As I have said often enough, I think that without periodic lunacy, we all go mad.

The madness of much of our modern world is that madness can be eliminated.   Qualitative outliers–the random, the unpredictable, the inherently uncontrollable–can be vanquished.  Perfect order can be achieved. I mock this order in my Inquisitor piece by offering an image of Sade salivating over a billion piles of perfectly arranged ash.

But it truly seems to me that the transhumanists want something like this.  They want order, order that is as transcendent as their materialistic biases allow.  They do not want qualitative reorganization through mania, through visions, through useful delusions and hallucinations.  They do not want the uncontrolled, the Dionysian, the ecstatic, EXCEPT when and how they want it, via drugs–and later software–carefully programmed to create an exact and predictable effect.

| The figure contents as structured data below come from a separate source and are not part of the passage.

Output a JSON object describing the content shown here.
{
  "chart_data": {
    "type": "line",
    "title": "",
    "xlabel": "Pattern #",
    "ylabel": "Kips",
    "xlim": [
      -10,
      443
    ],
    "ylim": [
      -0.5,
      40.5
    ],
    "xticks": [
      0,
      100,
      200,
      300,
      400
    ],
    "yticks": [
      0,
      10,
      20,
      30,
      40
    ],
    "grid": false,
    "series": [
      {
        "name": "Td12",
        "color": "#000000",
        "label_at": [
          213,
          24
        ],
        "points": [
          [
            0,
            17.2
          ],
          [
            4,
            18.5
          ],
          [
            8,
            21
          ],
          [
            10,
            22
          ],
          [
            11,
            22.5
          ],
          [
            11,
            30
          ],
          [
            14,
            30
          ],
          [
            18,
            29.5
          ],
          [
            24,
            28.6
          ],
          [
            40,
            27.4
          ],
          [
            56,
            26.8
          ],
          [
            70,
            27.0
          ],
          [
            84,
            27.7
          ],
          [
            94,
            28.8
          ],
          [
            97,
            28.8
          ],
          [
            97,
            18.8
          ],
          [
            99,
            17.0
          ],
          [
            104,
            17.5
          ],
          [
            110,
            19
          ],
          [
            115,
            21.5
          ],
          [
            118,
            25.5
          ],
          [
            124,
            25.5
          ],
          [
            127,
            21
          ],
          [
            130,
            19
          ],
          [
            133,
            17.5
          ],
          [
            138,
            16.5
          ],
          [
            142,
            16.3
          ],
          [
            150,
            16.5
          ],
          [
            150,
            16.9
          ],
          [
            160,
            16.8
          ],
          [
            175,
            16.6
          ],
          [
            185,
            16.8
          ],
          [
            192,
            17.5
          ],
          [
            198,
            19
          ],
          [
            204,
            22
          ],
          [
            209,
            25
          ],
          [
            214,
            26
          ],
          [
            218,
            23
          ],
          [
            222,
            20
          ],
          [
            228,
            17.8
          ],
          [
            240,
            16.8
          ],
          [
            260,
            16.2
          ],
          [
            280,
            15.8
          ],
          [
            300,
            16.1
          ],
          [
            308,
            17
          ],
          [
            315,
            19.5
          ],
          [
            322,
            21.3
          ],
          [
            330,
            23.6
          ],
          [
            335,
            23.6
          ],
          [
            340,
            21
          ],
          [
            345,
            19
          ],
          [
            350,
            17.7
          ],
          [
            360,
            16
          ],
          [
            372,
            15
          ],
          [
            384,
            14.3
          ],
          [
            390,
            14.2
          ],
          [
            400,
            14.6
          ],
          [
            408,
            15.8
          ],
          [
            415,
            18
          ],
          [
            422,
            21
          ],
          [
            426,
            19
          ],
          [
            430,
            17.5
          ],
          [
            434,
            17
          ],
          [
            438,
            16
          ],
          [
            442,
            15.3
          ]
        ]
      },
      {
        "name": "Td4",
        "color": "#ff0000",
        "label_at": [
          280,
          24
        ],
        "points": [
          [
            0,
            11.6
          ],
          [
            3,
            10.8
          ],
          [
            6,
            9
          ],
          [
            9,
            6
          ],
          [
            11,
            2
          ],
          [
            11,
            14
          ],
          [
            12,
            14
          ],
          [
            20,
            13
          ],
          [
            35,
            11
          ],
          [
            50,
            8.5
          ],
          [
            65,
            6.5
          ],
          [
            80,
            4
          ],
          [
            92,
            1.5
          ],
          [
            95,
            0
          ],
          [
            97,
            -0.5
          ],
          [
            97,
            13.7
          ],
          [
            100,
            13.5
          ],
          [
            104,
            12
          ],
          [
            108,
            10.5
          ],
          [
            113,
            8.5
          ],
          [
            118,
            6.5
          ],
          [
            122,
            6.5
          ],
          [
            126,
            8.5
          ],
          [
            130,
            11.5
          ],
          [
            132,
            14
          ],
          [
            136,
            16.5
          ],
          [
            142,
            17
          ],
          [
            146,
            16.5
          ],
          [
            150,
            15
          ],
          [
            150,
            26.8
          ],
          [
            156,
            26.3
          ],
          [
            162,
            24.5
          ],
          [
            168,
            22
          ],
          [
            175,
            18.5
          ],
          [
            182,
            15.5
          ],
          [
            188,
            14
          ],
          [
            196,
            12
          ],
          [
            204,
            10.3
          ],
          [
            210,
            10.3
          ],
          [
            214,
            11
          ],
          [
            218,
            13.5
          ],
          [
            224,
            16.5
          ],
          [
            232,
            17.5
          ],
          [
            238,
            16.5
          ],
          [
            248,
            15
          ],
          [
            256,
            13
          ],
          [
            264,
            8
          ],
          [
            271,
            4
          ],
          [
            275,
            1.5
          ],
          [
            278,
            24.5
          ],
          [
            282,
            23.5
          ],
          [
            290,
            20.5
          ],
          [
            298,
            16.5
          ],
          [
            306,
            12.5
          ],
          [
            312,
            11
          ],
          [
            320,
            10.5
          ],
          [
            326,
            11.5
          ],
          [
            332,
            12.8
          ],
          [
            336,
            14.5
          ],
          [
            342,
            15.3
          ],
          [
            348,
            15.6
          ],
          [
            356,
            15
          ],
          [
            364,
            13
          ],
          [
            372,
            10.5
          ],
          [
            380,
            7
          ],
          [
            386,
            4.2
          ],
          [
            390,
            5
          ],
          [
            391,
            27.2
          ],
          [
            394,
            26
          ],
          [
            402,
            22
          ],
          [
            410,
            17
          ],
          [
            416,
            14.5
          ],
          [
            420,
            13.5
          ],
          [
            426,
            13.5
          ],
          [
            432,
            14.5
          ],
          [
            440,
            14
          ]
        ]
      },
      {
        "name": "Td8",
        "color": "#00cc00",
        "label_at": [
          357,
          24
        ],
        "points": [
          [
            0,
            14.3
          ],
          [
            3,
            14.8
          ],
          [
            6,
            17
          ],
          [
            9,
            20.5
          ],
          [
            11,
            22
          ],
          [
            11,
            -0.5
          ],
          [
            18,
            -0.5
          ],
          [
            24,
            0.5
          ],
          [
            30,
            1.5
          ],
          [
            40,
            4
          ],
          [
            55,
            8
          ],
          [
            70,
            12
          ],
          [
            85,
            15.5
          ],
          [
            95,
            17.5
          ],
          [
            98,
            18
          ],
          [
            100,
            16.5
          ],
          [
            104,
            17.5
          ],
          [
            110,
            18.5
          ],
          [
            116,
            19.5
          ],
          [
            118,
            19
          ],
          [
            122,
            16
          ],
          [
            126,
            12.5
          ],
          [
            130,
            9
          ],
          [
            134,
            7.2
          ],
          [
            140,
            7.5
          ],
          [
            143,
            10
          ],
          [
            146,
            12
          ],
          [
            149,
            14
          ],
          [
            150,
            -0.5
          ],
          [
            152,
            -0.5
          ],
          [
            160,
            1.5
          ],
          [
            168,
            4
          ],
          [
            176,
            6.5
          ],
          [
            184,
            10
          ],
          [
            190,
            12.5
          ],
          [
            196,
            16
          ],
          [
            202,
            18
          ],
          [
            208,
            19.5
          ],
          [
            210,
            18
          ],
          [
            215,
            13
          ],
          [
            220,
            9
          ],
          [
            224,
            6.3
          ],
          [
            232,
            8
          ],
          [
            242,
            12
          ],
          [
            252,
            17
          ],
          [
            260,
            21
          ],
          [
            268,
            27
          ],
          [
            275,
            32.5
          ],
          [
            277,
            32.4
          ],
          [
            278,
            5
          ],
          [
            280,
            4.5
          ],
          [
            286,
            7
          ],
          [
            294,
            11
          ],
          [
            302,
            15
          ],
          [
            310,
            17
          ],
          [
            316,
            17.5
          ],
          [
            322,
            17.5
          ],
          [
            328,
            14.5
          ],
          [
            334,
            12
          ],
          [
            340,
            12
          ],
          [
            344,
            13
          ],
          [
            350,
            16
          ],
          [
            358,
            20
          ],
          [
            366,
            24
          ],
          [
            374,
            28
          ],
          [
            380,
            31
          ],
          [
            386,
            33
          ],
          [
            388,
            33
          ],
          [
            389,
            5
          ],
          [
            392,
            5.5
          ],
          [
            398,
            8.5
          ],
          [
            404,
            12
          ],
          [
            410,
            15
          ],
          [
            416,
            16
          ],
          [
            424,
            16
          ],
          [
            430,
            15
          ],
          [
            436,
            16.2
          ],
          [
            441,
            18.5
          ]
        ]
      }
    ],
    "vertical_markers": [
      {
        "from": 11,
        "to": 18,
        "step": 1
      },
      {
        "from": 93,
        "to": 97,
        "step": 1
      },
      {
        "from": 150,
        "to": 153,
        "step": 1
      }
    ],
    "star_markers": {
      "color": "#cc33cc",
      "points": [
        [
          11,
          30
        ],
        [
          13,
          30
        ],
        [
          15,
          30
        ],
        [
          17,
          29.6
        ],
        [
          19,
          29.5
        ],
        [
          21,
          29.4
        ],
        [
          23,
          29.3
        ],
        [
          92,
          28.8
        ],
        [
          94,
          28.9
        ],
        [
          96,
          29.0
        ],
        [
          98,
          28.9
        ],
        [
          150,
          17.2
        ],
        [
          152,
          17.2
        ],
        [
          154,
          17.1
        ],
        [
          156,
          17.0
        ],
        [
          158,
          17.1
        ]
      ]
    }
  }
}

Let me ask this question: if a drug existed which when taken would give you the same thrill solving the equation 2+2=4 that Einstein got in deriving General Relativity, would you take it?  What if the thrill were LARGER, exponentially so?  What if the feeling could be induced in you of ecstasy that lasted for days?

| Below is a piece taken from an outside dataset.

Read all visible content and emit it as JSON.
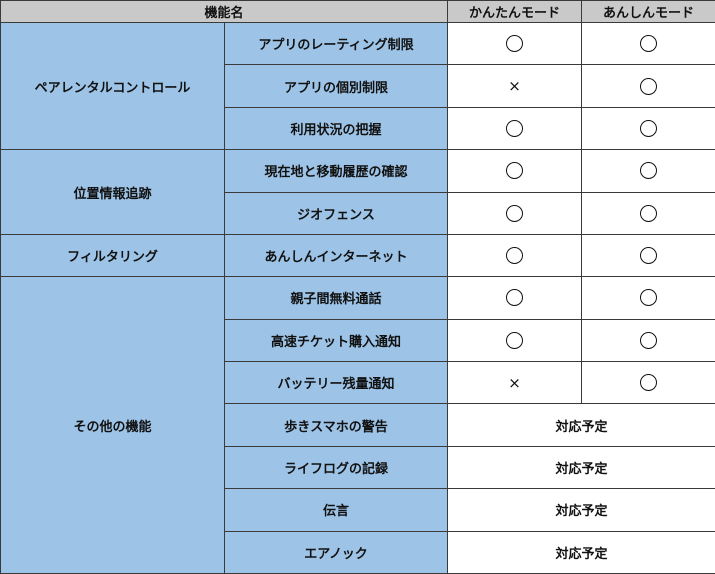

What if you could be made to fall in love with your phone?  What if chemicals could be administered which not only mimicked the best, highest qualitative feelings of being in love, but surpassed them considerably?

What role does conscious awareness play, what role logic, in this universe?  What purpose does life have?  If we can take drugs which create the FEELING of purpose while floating aimlessly in a backyard pool, can we say that the concept of “meaning” has meaning, that it is something more than a biochemical sensation? 

I say yes, definitely so.  I say that mechanistic understandings of life make these sorts of mind experiments possible, but that in the final analysis, life is not coterminous with biology.  This is a metaphysical point, and a critical one; and one at that well supported empirically.

We can discuss these issues, and failure is not inevitable.  We do not have to abandon principle at the first sign of resistance.  We do not have to feel guilt at not always being “nice”.  We can stake claims as to what it means to be human, and counter the claims of those whose empirical backing is much weaker.